Pointing toward the 2014 Kentucky Oaks, Asmussen put Untapable on the New Orleans road to Louisville, starting with the Grade 3 Rachel Alexandra Stakes, named for another champion filly from the Asmussen barn. Untapable dominated the field by 9 ½ lengths and followed with a 7 ¾-length triumph in the Grade 2 Fair Grounds Oaks. She arrived at Churchill Downs ready to face a stacked field in the Kentucky Oaks.

Untapable went into the starting gate as the even-money favorite among the 13 entrants.  Ria Antonia, the 2013 Breeders’ Cup Juvenile Fillies winner; Silverbulletday Stakes victor Unbridled Forever; and My Miss Sophia, who won the Gazelle Stakes the previous month, were among the main challengers. When Empress of Midway flipped in the starting gate and had to be scratched from the race, the delay meant that the fillies had to be taken out and then reloaded into the gate. Unfazed by the whole thing, Untapable raced in fourth behind pacesetter Sugar Shock, moved up on the final turn, and then took the lead entering the stretch. She quickly put two lengths between her and the rest of the field, crossing the finish line 4 ½ lengths in front.

Untapable gave the Winchells their second Oaks win after Summerly in 2005 and Napravnik her second as well after riding Believe You Can to victory in the 2012 edition.

Untapable, Kentucky Oaks, Winchell Thoroughbreds, Steve Asmussen, America's Best Racing, horse racing, ABR
Untapable wins 2014 Kentucky Oaks (Eclipse Sportswire)

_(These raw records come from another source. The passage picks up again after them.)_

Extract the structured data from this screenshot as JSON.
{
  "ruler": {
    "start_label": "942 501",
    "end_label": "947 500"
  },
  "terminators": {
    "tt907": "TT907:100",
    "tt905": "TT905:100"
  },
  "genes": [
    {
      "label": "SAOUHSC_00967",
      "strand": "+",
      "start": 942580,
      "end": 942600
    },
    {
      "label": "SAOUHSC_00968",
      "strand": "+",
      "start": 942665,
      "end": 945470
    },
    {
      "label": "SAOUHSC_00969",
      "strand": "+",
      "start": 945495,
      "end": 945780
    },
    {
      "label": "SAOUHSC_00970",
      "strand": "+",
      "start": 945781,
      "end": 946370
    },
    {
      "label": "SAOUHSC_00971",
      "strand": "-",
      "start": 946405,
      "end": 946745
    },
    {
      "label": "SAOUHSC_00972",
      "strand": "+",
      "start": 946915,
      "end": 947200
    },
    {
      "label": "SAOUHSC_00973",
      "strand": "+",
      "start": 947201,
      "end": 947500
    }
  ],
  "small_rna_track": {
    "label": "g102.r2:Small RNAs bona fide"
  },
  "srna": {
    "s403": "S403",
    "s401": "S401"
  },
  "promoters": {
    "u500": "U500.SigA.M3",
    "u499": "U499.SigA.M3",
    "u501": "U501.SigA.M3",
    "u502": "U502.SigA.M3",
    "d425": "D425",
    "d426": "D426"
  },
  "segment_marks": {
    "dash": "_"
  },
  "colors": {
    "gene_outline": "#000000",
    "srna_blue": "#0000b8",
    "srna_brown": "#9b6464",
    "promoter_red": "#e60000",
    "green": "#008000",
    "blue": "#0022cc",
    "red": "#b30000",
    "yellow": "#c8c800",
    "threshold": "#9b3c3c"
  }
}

Untapable followed that performance with an easy victory against a short field in the Grade 1 Mother Goose Stakes at Belmont Park in late June. After dominating her division to that point, she took her undefeated 2014 record to Monmouth Park to face 3-year-old males in the Haskell Invitational Stakes. Though she went off as the favorite, the filly endured a troubled trip as she was distracted and bumped at the start before losing ground while racing wide throughout the race at Monmouth. She finished fifth behind Bayern, who would win the Pennsylvania Derby and the Breeders’ Cup Classic later that season.

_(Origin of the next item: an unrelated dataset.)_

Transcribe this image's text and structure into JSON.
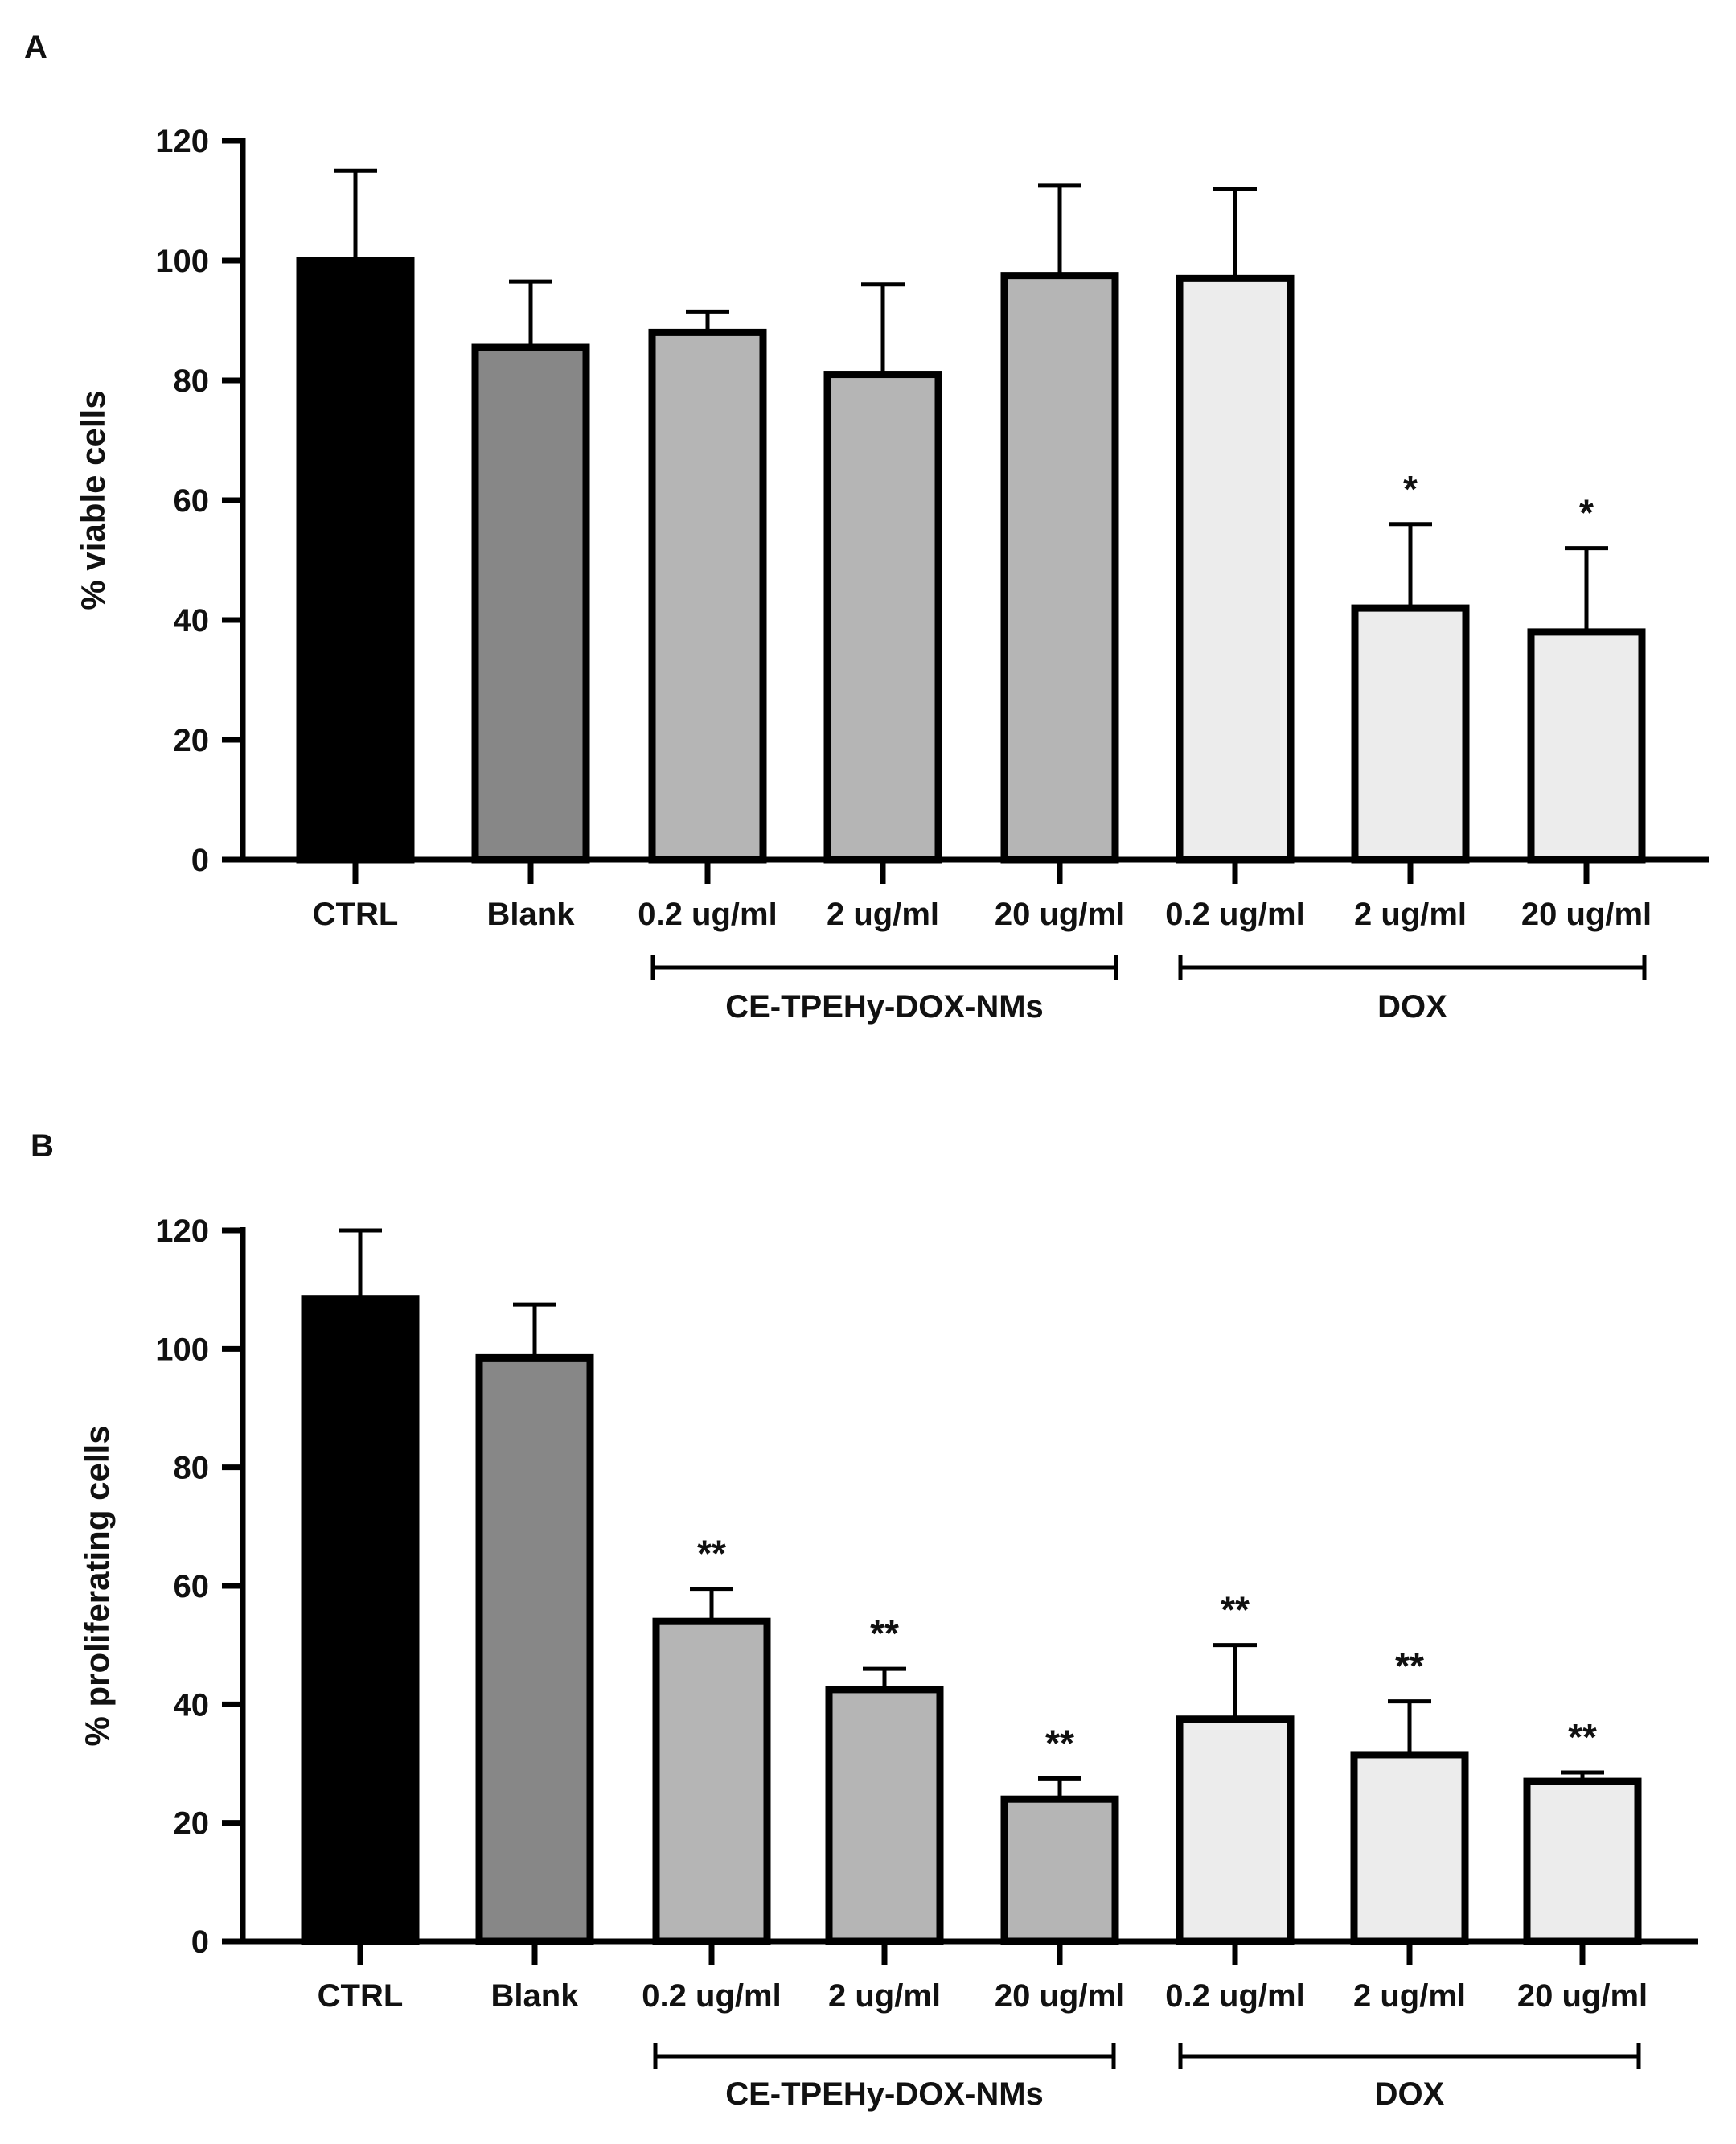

Like Bayern, Untapable would make an appearance at Parx Racing, but this time she stepped back into her division and faced 3-year-old fillies again in the Grade 1 Cotillion Stakes and had no trouble defeating the seven challengers in the field. Asmussen brought his Tapit filly west for the 2014 Breeders’ Cup Distaff at Santa Anita. There, she would face older fillies and mares for the first time at 1 1/8 miles. The field included Grade 1 winners Close Hatches, Iotapa, Belle Gallantey, and Don’t Tell Sophia and familiar foes Ria Antonia and Unbridled Forever. Lingering back in sixth for the first six furlongs, Napravnik gave Untapable the green light to go on the far turn, going around horses to enter Santa Anita’s stretch with a short lead over Iotapa. Untapable capped off her nearly undefeated season with a 1 ¼-length victory in the Distaff, earning her the Eclipse Award as champion 3-year-old filly.

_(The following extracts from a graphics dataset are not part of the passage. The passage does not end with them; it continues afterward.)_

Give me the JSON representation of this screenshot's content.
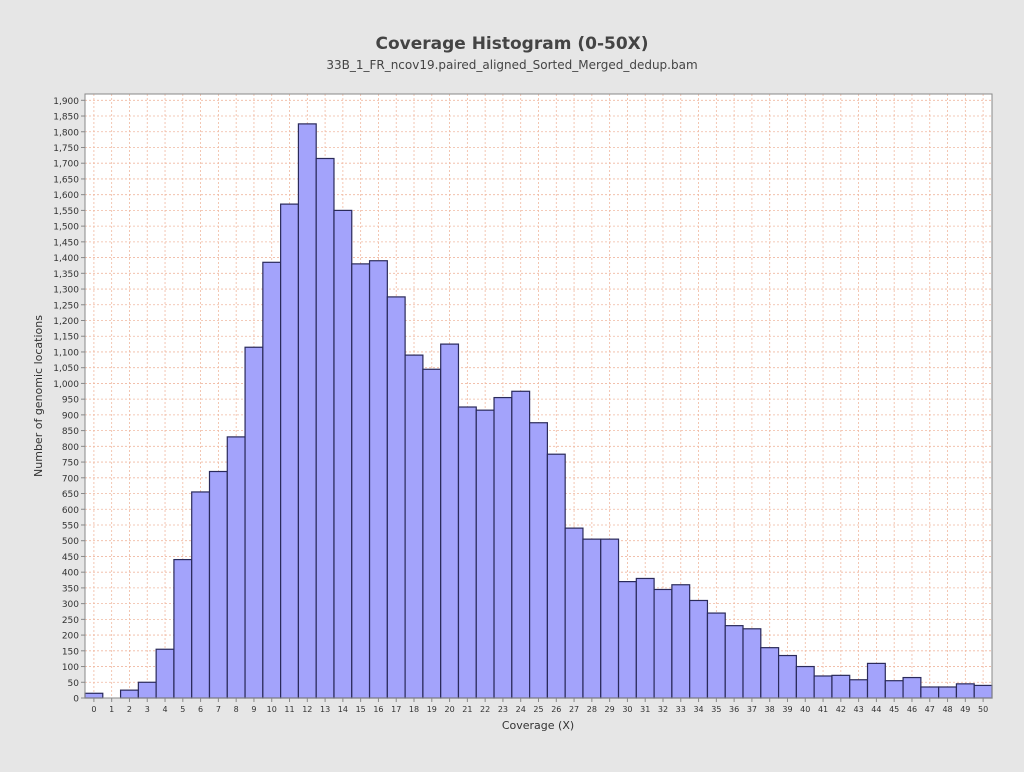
{
  "chart_data": {
    "type": "bar",
    "title": "Coverage Histogram (0-50X)",
    "subtitle": "33B_1_FR_ncov19.paired_aligned_Sorted_Merged_dedup.bam",
    "xlabel": "Coverage (X)",
    "ylabel": "Number of genomic locations",
    "ylim": [
      0,
      1920
    ],
    "y_tick_step": 50,
    "grid": true,
    "legend": "none",
    "categories": [
      "0",
      "1",
      "2",
      "3",
      "4",
      "5",
      "6",
      "7",
      "8",
      "9",
      "10",
      "11",
      "12",
      "13",
      "14",
      "15",
      "16",
      "17",
      "18",
      "19",
      "20",
      "21",
      "22",
      "23",
      "24",
      "25",
      "26",
      "27",
      "28",
      "29",
      "30",
      "31",
      "32",
      "33",
      "34",
      "35",
      "36",
      "37",
      "38",
      "39",
      "40",
      "41",
      "42",
      "43",
      "44",
      "45",
      "46",
      "47",
      "48",
      "49",
      "50"
    ],
    "values": [
      15,
      0,
      25,
      50,
      155,
      440,
      655,
      720,
      830,
      1115,
      1385,
      1570,
      1825,
      1715,
      1550,
      1380,
      1390,
      1275,
      1090,
      1045,
      1125,
      925,
      915,
      955,
      975,
      875,
      775,
      540,
      505,
      505,
      370,
      380,
      345,
      360,
      310,
      270,
      230,
      220,
      160,
      135,
      100,
      70,
      72,
      58,
      110,
      55,
      65,
      35,
      35,
      45,
      40
    ],
    "colors": {
      "bar_fill": "#a3a3fb",
      "bar_stroke": "#2a2a5a",
      "grid": "#f0b8a0",
      "plot_bg": "#ffffff",
      "page_bg": "#e6e6e6",
      "text": "#333333"
    }
  }
}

Napravnik surprised everyone with her post-race announcement of her imminent retirement to start a family with husband, Joe Sharp, trainer of Grade 1 winner Girvin. Untapable was not quite ready to make that transition herself and returned to the races in 2015.


Untapable came back at age 4 and 5 to compete in Grade 1 races like the Apple Blossom Handicap at Oaklawn Park, the Personal Ensign Stakes at Saratoga, and the Spinster Stakes at Keeneland, but Untapable was not able to duplicate the championship form she showed in her sophomore season. She raced nine more times with one win, the 2015 Apple Blossom, and several graded stakes placings. The Winchells retired her after the 2016 Fleur de Lis Handicap and sent her to Frankel for her first cover.

After a stellar career on the racetrack, bringing the maroon and white silks more Grade 1s, including a Kentucky Oaks and a Breeders’ Cup Distaff, Untapable’s achievements earned her an eponymous stakes race at Kentucky Downs, the Franklin, Ky. racetrack which Ron Winchell shares ownership of with partner Mark Falcone.